Organic scams prompt changes
Updated: Friday, April 13, 2012 1:29 AM
State gains authority to test fertilizers, assess fees on labels
By CECILIA PARSONS
For the Capital Press
Two high-profile organic fertilizer scams have triggered a change in oversight.
The California Department of Food and Agriculture now has the authority to verify organic materials in all soil amendment products manufactured or distributed in the state.
Rick Jensen, director of inspection services for CDFA, said all organic fertilizer labels would be reviewed by the department for compliance with National Organic Program rules. The department will also perform efficacy assessments. The new regulatory authority allows for a $500 biannual license renewal per label.
Jensen said there would be additional on-site inspections and sampling of organic fertilizers. Manufacturing plants will be inspected annually, he said. CDFA has added more investigators and registration specialists to handle the additional authority.
Legislation awarding the authority was passed in 2010 and became effective this year.
Prior to this change, the National Organic Program charged the end users of the products to verify a product's organic label. The Organic Materials Review Institute provides third party verification for organic growers. Products with a label from the Organic Materials Review Institute are considered compliant with NOP regulations.

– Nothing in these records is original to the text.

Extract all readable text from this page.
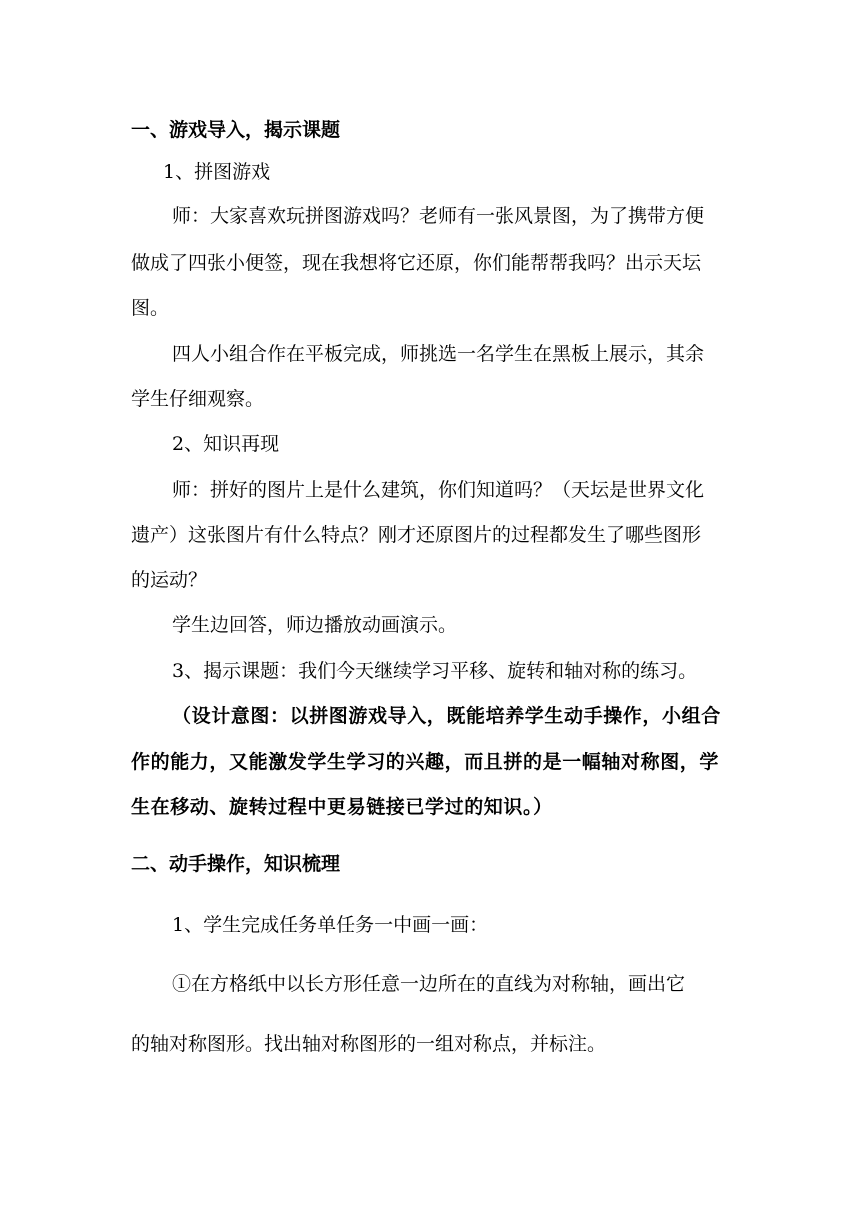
一、游戏导入，揭示课题

1、拼图游戏

师：大家喜欢玩拼图游戏吗？老师有一张风景图，为了携带方便

做成了四张小便签，现在我想将它还原，你们能帮帮我吗？出示天坛

图。

四人小组合作在平板完成，师挑选一名学生在黑板上展示，其余

学生仔细观察。

2、知识再现

师：拼好的图片上是什么建筑，你们知道吗？（天坛是世界文化

遗产）这张图片有什么特点？刚才还原图片的过程都发生了哪些图形

的运动？

学生边回答，师边播放动画演示。

3、揭示课题：我们今天继续学习平移、旋转和轴对称的练习。

（设计意图：以拼图游戏导入，既能培养学生动手操作，小组合

作的能力，又能激发学生学习的兴趣，而且拼的是一幅轴对称图，学

生在移动、旋转过程中更易链接已学过的知识。）

二、动手操作，知识梳理

1、学生完成任务单任务一中画一画：

①在方格纸中以长方形任意一边所在的直线为对称轴，画出它

的轴对称图形。找出轴对称图形的一组对称点，并标注。
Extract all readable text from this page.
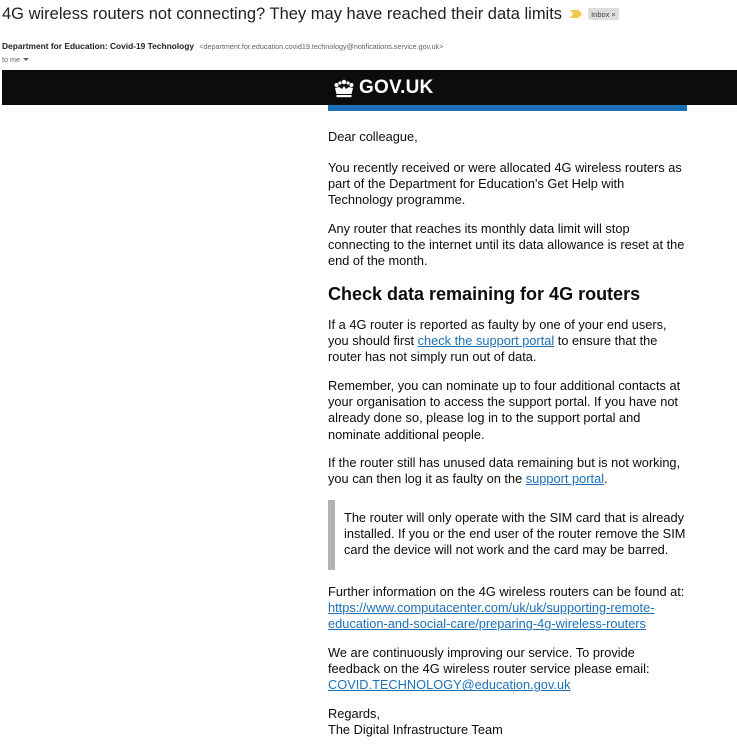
4G wireless routers not connecting? They may have reached their data limits	Inbox ×
Department for Education: Covid-19 Technology <department.for.education.covid19.technology@notifications.service.gov.uk>
to me
GOV.UK

Dear colleague,

You recently received or were allocated 4G wireless routers as part of the Department for Education's Get Help with Technology programme.

Any router that reaches its monthly data limit will stop connecting to the internet until its data allowance is reset at the end of the month.

Check data remaining for 4G routers

If a 4G router is reported as faulty by one of your end users, you should first check the support portal to ensure that the router has not simply run out of data.

Remember, you can nominate up to four additional contacts at your organisation to access the support portal. If you have not already done so, please log in to the support portal and nominate additional people.

If the router still has unused data remaining but is not working, you can then log it as faulty on the support portal.

The router will only operate with the SIM card that is already installed. If you or the end user of the router remove the SIM card the device will not work and the card may be barred.

Further information on the 4G wireless routers can be found at: https://www.computacenter.com/uk/uk/supporting-remote-education-and-social-care/preparing-4g-wireless-routers

We are continuously improving our service. To provide feedback on the 4G wireless router service please email: COVID.TECHNOLOGY@education.gov.uk

Regards,
The Digital Infrastructure Team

If the state could have sampled the bogus fertilizers, two much-publicized organic fertilizer scams could have come to light sooner.
California Liquid Fertilizer owner Peter Townsley admitted in federal court that he sold an organic fertilizer product called Biolizer XN that he claimed contained only approved organic materials. The product actually contained synthetic chemicals ammonium chloride and ammonium sulfate.
According to a plea agreement, when Townsley applied for third-party approval from OMRI, he submitted a list of ingredients that contained only organic materials. However, he changed the formulation and did not inform customers or OMRI of the changes. Court documents show Townsley sold Biolizer XN from 2000 through 2006 as organically certified and according to USDA, grossed more than $6.5 million in sales.
He faces up to 40 years in prison and fines of more than $250,000 when he is sentenced in June.
Kenneth Noel Nelson Jr., owner of Port Organic Products faces 28 counts of mail fraud in connection with the substitution of organic fertilizer components with lower cost and nonorganic approved materials from 2003 to 2009. The products, like Biolizer XN were approved by OMRI, but prosecutors said the certifiers were duped.
A federal grand jury indictment on March 10 said Nelson defrauded his customers by falsely claiming his fertilizers were certified organic.
Investigations into both fraud cases were by the USDA Office of the Inspector General and the FBI.
Hundreds of organic growers used the products, but were not penalized for using the non-organic fertilizer.